Kekuatan yang dimaksud adalah kekuatan jasad dan ilmu atau pandangan baik dari skill pemerintahan atau lainnya, sebagaimana ucapan seorang nabi Bani Israil yang mengabarkan pada mereka bahwa Allah telah menunjuk Thalut yang memiliki kekuatan jasad dan ilmu sebagai pemimpin mereka: “Sesungguhnya Allah telah memilihnya (Thalut) sebagai rajamu, dan menganugerahkan padanya ilmu dan tubuh yang perkasa.” (Terjemahan QS Al-Baqarah: 247) 

Syaikh Ibnu ‘Asyur rahimahullah menegaskan: “(Dalam ayat ini), nabi mereka (Bani Israil) mengabarkan bahwa karakter yang sangat diperlukan oleh orang yang mengatur urusan umat ini berkisar pada kedalaman pandangan (ilmu) dan kekuatan badan, karena dengan kekuatan pandangan dirinya bisa mengetahui maslahat keumatan… dan dengan kekuatan dirinya ia akan sanggup untuk tegar dalam momen perang (dan mara bahaya), sehingga ketegaran atau kekuatannya akan menjadi pelecut kekuatan pasukannya.” (At-Tahrir wa At-Tanwir: 2/491).

Oleh karena itu, sudah sepantasnya umat islam mendambakan kehadiran para pemimpin atau penguasa yang saleh lagi muslih, yang memperhatikan urusan ukhrawi dan duniawi mereka, yang mencintai para ulama dan para dai, serta memperjuangakan suara dan aspirasi mereka.
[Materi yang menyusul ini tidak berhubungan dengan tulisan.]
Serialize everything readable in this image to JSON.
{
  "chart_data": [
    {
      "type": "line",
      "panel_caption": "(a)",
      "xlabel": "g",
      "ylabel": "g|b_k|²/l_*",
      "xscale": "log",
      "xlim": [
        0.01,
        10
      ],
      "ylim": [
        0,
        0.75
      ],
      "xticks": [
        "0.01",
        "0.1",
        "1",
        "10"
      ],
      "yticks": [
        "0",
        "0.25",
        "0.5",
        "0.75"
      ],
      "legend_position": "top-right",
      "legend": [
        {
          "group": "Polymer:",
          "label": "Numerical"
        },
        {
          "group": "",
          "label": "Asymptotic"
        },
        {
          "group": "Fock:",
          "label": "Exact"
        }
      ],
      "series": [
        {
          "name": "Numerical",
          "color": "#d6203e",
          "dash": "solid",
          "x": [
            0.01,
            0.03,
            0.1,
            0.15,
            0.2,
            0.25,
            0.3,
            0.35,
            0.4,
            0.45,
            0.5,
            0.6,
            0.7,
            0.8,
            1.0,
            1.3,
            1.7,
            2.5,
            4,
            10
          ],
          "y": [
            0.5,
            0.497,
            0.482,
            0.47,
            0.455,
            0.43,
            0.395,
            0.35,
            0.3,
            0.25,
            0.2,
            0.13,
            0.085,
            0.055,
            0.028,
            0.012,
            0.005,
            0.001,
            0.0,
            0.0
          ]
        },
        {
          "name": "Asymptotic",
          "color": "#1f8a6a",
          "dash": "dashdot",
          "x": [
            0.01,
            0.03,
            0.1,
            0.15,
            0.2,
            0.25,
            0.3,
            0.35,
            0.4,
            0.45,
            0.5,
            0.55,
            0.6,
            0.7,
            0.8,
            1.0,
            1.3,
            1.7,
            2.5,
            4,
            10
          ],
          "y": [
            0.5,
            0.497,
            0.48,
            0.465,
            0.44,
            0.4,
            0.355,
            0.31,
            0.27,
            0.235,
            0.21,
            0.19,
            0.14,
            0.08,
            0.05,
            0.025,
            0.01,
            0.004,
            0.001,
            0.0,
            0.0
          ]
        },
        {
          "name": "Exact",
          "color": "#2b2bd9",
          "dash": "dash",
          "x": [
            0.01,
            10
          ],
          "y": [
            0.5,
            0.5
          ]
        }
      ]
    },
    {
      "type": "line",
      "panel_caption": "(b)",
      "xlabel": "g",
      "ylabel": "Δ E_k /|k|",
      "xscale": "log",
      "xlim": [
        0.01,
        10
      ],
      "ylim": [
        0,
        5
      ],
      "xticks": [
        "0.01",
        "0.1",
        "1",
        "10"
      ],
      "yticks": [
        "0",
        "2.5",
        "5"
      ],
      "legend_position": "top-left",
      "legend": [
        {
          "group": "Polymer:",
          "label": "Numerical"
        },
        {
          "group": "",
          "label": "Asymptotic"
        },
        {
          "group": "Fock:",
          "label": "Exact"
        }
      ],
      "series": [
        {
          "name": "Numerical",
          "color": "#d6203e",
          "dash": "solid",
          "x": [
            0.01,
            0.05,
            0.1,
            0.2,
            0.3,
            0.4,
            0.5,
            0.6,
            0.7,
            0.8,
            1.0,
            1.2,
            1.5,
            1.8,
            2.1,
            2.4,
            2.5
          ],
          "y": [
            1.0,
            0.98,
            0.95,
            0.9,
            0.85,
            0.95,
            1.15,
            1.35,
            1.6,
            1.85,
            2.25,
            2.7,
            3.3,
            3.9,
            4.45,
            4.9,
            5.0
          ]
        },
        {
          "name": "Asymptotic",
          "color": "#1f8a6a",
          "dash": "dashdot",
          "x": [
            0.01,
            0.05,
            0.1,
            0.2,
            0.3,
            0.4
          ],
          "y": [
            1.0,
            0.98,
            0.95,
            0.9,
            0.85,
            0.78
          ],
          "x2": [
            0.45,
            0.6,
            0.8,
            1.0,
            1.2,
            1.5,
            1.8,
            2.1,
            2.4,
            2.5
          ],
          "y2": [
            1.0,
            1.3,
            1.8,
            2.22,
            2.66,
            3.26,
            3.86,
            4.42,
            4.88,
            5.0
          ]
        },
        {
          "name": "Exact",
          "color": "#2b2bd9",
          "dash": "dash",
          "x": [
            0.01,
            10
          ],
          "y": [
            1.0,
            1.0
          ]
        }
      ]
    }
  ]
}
Para pemimpin yang berkuasa bukan untuk maslahat diri dan kelompoknya, tapi untuk kemaslahatan seluruh rakyat yang diurusnya. Semoga segera terwujud. Aamiin.

Demikianlah artikel tentang pemimpin saleh dan muslih ini. Anda juga dapat membaca artikel lainnya tentang Al-Qur’an.

Oleh: Maulana La Eda, Lc., MA.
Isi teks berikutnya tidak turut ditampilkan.